Curating Proteins and Fibers

Chemical structure of cotton fiber, 2021.


No 11
Structures, Scaffolding, and Organization: Writing about Fibers
How worthwhile is it to reclaim the concept of “structure” to historicize fibers?

Our reading group has been a forum for encountering and researching the historical contexts of fibers and proteins. as part of this journey, we have generated a lexicon that captures the historical diversity of the ways in which scientists and practitioners have conceptualized fibers and proteins.

In this session we explored David Parry’s chapter “Determination of Structural Information from the Amino Acid Sequences of Fibrous Proteins,” published in 1979, alongside the contemporary text “Internal Structure of Fibers,” by Dieter Veit, released in 2023. Both scientific texts that reflect different historical moments in the understanding of fibers.

While Parry investigates the relationship between a fibrous protein’s amino acid sequence and its structure, revealing how a protein’s properties are shaped by its molecular composition, Veit’s text expands this understanding, demonstrating how modern technologies such as spinning and chemical after-treatment have enhanced our ability to visualize and manipulate the internal structure of fibers in more detail.

Despite the 40-year passage of time between the two texts, the group noticed a scientific consistency in how the authors regarded fibers: they are the material definition of organization.

Considering the literal nature of fibers, we discussed approaching them through concepts such as “structure” and “scaffolding,” aligning the writing with materiality, an essential analytical category for our group. Simultaneously, we questioned how to use the concept of “structure” in relation to proteins and fibers, given its widespread use in Lévi-Strauss’s structuralist anthropology and the more abstract approach of Marxist academics. Although important, these canons do not reflect the interests of our group, which focuses on the history of understanding the materiality of proteins and fibers. Nevertheless the discussion left us curious about the significance of fibers for shaping our language and how we write the histories of these things.

In light of these reflections, questions arose for the group:

1. How can we reclaim the word “structure” to write historically about proteins and fibers and maintain a focus on materiality?

2. With which canons and disciplines will we be in dialogue by adopting the concept of structure, and how will this influence our analysis?

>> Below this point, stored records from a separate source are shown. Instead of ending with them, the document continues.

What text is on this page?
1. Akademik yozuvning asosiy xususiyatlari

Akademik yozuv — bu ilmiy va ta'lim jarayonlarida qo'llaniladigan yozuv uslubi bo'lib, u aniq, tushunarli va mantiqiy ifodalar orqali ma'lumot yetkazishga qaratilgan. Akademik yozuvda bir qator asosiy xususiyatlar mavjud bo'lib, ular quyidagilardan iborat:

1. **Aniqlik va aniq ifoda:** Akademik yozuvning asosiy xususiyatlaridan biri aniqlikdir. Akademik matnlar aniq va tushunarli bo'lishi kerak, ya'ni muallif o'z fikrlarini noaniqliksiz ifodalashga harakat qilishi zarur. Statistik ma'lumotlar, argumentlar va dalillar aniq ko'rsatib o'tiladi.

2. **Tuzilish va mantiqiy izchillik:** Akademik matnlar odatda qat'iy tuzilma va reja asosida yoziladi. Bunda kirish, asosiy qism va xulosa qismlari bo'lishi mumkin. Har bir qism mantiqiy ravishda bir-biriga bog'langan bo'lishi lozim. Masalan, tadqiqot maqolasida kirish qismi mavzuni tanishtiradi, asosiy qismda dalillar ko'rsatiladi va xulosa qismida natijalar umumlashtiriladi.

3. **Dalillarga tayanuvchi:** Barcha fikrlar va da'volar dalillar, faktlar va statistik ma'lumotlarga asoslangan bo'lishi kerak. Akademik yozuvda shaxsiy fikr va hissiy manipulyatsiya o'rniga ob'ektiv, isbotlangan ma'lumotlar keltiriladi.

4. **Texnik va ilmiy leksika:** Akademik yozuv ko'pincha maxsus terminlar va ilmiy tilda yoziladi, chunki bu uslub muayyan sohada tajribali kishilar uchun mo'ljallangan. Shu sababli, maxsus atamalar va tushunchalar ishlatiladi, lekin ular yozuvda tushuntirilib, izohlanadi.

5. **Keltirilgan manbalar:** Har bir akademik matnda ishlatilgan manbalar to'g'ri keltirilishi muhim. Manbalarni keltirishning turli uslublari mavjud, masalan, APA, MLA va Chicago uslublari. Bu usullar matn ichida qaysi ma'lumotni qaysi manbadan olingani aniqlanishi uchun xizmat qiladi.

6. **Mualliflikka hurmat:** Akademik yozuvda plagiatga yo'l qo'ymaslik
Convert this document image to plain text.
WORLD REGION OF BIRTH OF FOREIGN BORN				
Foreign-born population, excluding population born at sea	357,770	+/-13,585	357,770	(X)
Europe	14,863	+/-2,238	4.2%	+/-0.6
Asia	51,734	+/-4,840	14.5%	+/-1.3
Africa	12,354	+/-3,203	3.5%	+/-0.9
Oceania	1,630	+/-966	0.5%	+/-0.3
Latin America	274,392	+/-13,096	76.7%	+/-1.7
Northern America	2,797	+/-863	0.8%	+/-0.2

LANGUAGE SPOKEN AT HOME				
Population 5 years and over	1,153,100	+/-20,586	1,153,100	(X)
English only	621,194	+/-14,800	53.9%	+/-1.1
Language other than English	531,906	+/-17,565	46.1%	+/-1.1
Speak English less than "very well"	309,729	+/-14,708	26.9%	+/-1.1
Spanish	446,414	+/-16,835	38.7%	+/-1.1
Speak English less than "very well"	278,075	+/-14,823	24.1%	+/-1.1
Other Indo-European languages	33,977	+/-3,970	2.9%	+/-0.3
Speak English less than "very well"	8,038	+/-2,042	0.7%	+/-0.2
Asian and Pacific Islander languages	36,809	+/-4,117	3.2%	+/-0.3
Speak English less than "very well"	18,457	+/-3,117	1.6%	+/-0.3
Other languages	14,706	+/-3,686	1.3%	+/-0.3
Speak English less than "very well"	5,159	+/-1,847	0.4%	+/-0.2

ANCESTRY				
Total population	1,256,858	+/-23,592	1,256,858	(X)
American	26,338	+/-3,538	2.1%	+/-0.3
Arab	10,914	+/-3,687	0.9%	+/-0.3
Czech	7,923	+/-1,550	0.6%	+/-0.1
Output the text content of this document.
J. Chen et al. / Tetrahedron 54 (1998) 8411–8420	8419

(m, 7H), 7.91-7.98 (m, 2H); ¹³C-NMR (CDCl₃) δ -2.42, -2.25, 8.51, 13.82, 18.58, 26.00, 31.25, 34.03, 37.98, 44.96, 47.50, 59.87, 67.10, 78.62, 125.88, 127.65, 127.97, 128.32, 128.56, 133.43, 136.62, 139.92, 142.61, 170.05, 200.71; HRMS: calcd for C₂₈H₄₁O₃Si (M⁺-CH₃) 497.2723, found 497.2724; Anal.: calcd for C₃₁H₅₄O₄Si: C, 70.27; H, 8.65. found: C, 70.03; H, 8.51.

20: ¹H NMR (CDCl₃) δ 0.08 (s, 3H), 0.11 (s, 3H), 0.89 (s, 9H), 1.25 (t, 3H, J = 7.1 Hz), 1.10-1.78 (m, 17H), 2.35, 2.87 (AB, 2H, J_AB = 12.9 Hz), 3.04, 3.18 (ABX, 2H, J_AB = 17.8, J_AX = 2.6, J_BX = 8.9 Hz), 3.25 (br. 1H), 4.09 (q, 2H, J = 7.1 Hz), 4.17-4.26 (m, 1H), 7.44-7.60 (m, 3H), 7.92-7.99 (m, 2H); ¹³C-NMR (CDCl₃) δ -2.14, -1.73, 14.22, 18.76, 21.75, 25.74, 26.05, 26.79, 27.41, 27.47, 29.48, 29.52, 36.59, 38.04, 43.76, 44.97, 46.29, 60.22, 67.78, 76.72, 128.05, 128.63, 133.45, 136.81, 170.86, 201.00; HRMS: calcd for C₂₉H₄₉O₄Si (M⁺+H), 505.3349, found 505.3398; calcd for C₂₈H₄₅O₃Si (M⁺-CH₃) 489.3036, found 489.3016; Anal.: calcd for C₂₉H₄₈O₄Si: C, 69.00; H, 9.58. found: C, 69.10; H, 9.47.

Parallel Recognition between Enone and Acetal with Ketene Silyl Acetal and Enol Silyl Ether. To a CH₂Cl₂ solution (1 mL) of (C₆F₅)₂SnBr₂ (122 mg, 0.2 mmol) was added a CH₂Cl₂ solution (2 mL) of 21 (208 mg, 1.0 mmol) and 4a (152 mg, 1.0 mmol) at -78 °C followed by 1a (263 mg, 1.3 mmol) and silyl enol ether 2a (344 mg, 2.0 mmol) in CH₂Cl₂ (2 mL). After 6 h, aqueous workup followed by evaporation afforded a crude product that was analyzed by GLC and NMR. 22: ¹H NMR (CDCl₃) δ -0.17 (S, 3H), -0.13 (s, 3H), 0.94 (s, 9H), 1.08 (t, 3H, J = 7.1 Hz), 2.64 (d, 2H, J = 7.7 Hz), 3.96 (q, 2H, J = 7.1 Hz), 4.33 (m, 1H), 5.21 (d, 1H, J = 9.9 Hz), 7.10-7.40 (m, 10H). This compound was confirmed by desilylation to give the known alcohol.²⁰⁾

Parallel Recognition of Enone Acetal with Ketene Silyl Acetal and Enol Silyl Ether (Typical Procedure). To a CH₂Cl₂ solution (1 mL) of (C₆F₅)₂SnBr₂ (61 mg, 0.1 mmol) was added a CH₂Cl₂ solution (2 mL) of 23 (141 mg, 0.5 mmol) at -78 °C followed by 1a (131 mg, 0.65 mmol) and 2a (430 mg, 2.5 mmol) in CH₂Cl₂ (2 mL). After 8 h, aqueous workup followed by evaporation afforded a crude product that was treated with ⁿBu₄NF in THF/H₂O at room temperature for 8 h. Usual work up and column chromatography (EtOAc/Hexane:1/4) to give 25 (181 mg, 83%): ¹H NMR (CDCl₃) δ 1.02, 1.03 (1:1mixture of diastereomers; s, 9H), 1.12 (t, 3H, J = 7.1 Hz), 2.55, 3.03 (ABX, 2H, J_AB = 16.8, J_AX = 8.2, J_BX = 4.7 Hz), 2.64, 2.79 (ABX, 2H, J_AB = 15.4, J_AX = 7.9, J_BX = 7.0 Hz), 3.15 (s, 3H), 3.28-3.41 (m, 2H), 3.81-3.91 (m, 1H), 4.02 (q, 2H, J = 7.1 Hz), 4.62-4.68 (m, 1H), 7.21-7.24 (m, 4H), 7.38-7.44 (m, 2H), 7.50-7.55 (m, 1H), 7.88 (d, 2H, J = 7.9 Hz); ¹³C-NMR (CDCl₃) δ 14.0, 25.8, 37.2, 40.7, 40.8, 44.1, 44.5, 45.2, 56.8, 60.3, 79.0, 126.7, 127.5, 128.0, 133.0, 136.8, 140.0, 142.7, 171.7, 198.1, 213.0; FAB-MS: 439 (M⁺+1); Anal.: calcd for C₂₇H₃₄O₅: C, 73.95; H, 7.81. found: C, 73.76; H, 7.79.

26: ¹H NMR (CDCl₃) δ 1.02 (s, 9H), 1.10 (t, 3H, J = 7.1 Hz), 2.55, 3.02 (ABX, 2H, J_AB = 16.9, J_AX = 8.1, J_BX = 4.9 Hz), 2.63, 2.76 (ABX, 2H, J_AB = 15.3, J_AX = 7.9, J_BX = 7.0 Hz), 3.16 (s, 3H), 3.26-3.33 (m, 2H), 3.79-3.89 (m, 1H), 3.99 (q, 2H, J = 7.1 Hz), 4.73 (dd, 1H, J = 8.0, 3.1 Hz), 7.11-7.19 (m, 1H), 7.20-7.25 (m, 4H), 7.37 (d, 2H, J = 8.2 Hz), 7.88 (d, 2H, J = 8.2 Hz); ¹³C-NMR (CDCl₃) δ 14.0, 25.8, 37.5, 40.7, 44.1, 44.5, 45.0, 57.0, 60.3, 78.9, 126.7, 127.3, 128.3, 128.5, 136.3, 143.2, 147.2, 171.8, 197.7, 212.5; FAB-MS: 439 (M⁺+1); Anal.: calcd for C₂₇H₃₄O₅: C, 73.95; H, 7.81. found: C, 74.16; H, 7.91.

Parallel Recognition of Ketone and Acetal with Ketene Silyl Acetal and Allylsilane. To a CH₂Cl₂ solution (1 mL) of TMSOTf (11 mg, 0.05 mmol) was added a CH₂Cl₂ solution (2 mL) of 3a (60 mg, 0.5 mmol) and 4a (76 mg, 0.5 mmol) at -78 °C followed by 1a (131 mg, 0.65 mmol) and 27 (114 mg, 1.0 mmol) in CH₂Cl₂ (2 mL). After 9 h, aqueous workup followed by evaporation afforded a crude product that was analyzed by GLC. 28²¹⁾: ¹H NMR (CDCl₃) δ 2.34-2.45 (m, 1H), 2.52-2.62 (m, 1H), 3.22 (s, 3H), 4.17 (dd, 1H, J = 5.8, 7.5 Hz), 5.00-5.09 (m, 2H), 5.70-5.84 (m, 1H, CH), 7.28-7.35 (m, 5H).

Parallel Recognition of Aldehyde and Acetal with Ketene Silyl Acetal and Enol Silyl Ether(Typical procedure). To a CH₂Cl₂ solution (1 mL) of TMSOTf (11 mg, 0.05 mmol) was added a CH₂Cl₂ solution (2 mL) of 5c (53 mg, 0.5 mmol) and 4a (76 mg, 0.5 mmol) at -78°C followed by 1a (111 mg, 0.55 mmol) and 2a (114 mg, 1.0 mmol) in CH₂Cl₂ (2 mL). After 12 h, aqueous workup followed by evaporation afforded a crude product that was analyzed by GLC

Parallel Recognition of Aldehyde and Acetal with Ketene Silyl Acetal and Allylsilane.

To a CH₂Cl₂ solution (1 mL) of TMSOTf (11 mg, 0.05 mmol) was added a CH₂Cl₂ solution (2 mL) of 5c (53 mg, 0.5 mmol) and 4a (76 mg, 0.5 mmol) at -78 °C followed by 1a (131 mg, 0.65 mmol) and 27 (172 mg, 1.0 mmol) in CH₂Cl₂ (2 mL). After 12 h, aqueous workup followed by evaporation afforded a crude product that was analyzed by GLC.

This collective effort reflects our commitment to understanding and reinterpreting fibers and proteins not just as material entities, but also as dynamic historical concepts, deeply rooted in various academic traditions.

Isabela Dornelas

Parry, David. “Determination of Structural Information from the Amino Acid Sequences of Fibrous Proteins.” In Fibrous Proteins: Scientific, Industrual and Medical Aspects (New York: Academic Press, 1979): 393–427.

Veit, Dieter. “Internal Structure of Fibers.” In Fibers: History, Production, Properties, Market (Cham: Springer Nature, 2023): 63–90.